I assumed that the new plug must be ok, especially as this problem was intermittent/semi-heat related. I ruled out the ECU on account of cost - lol!

That just left the coil connector. I realised that although I'd cleaned the coil's connection terminals, I hadn't cleaned the plug/female sockets. I did this with a sliver of folded wet/dry glass paper.

It now all works fine!!

Thanks so much for your continued support guys, I know I always say this but I really wouldn't be able to persevere with these problems by myself.

Kind regards,

Mike

Posted

That just left the coil connector. I realised that although I'd cleaned the coil's connection terminals, I hadn't cleaned the plug/female sockets. I did this with a sliver of folded wet/dry glass paper.

Are the contact pins gold plated or silver? Tinned connector contacts are the evil scourge of the electronics industry. They oxidize and over time can build up a insulating layer. Since these connectors are seldom mated/unmated you don’t get a "wiping action" to clean the oxide away. This was a big problem with electronics in the 70's as many semiconductor (IC's) were plugged into sockets on circuit boards. Random mysterious failures.
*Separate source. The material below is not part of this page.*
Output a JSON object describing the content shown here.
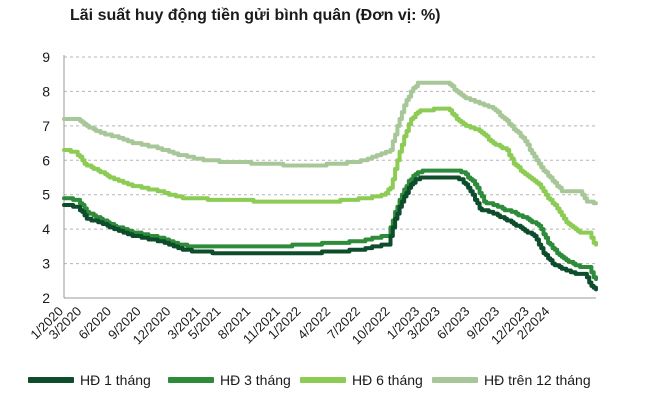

Gold eliminates the oxidizing problem as it is a stable element. It can get dirty and contact springs can get bent so it isn’t foolproof though.

Glad to see you're back on the road (even if you're driving on the wrong side :lol: ).

Posted

check your timing. If it's off it will run like *BLEEP* on a cold start. Take the timing covers off and see if the lines are matching up with the cams and the crank.